There have been a couple of competitions for the “best job in the world” in recent years. We all remember the dream job in Australia where the chosen applicant got a great salary and a multi-million dollar villa as sleeping quarters to house-sit the islands of the Great Barrier Reef. That job offer generated a lot of interest and thousands of applicants seeking adventure — and solitude.
Only one person out of the thousands who applied actually got the job, leaving the rest disappointed. But now another offer has emerged to tempt those looking for the unusual.
“Wanted: ‘outgoing’ hermit. Must like solitude and be prepared to dispense wisdom, salary included.”
That’s right, a Swiss Council is looking for a hermit. Said hermit would be required to live in a cave. That cave is the cavern at the Verena Gorge, to the north of the city of Solothurn in Switzerland. The hermit must also tend a small garden. And dispense wisdom.
Here’s the deal. The name of the hermitage refers to Saint Verena, who is said to have passed near the area and lived in a cave near Solothurn. There has been a hermit living at the site for 600 years. Not the same hermit — that would be weird. A succession of hermits have occupied the cavern, which is just up a steep trail from a small chapel. Note, the job description also says the hermit must be fit, as the trail is steep. My thought is that if you’re a hermit, you’d only have to climb the trail once, right? So you wouldn’t have to be super-fit. And you’d have time to rest after you got up the hill to your new home.
In any case, the last hermit — and notably, the first female to hold the position — has given up the job because visitors to the site were annoying her. She was a hermit after all, which implies a certain aloofness.

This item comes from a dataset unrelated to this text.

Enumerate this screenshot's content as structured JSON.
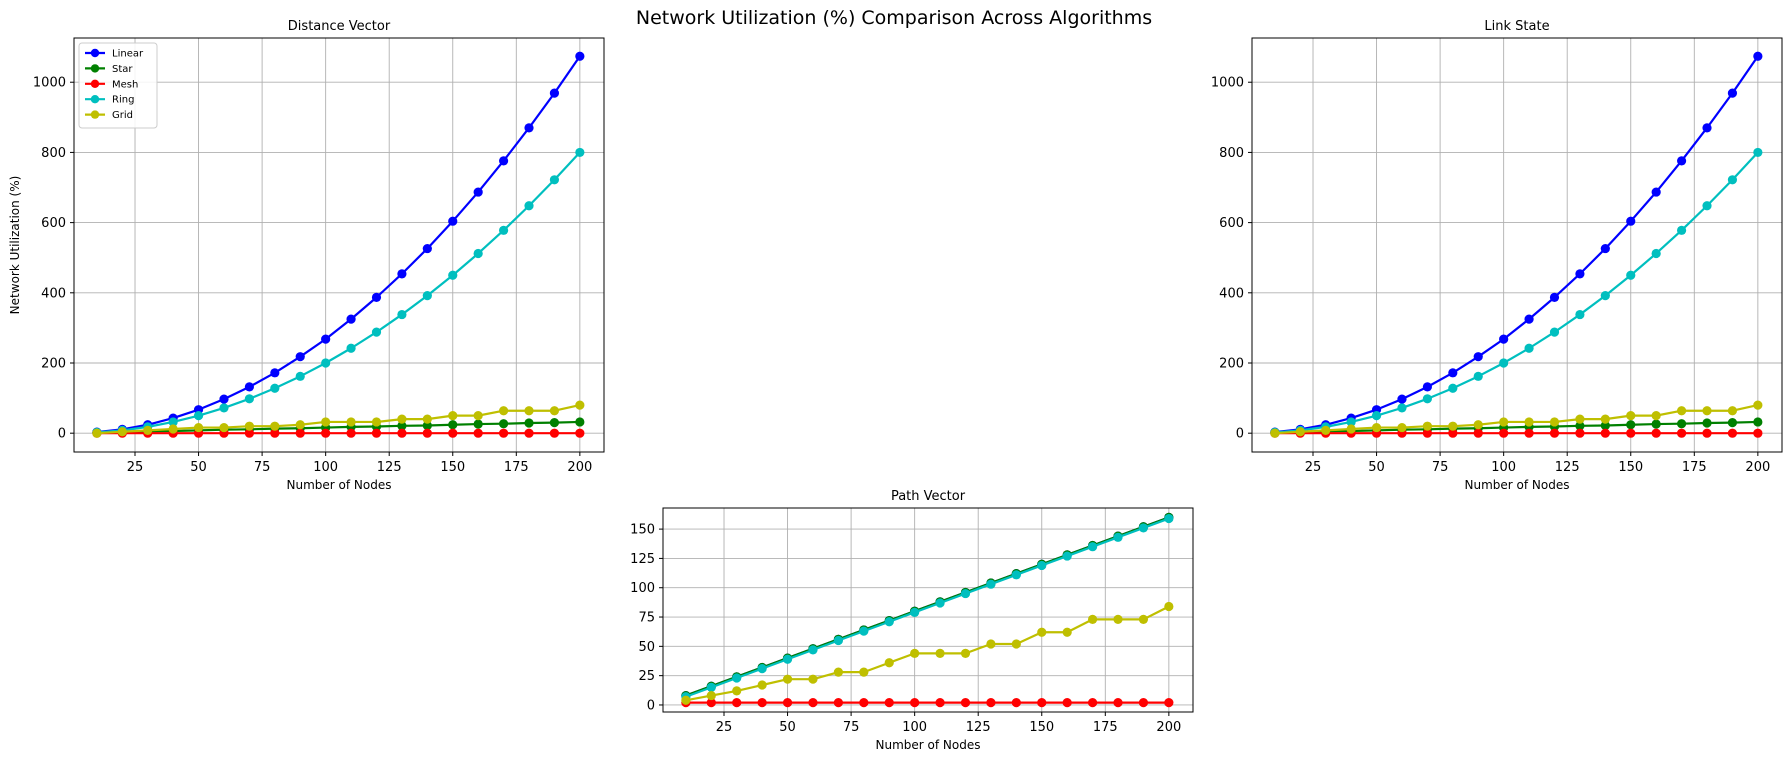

But, you will note the job description asks the hermit to dispense wisdom, and I’m pretty sure the wisdom the Council wants dispensed is not, “It would be better for you if you got off my lawn!”
So therefore, the search for an “outgoing hermit” to replace the … er … outgoing hermit, has begun.
Perks of the job. You live in Switzerland, which is a beautiful land. Switzerland is known for remaining neutral, therefore any wisdom the hermit dispenses will not necessarily have to take a side. For instance if a tourist arrives and asks you if her garishly coloured walking shorts make her look beefy, you can confuzzle her with Yoda-like wisdom without actually saying the shorts are not attractive. You are also protecting a cultural monument, a most worthy endeavour.
Downside – you are living in a cave. I don’t know what kind of cell reception you’d get in a cave, so it might be difficult to update your status on Facebook. Also I’m betting that the Council would frown on a satellite dish hanging outside. Maybe you could get cable — I don’t know. Or maybe you’d have to brush up on your cave painting.
In any event, if you crave solitude, but not too much solitude, if you love giving advice, and can tolerate tourists tromping through your living room, this is the job for you. But remember, outgoing but not too outgoing, or you too, will be outgoing.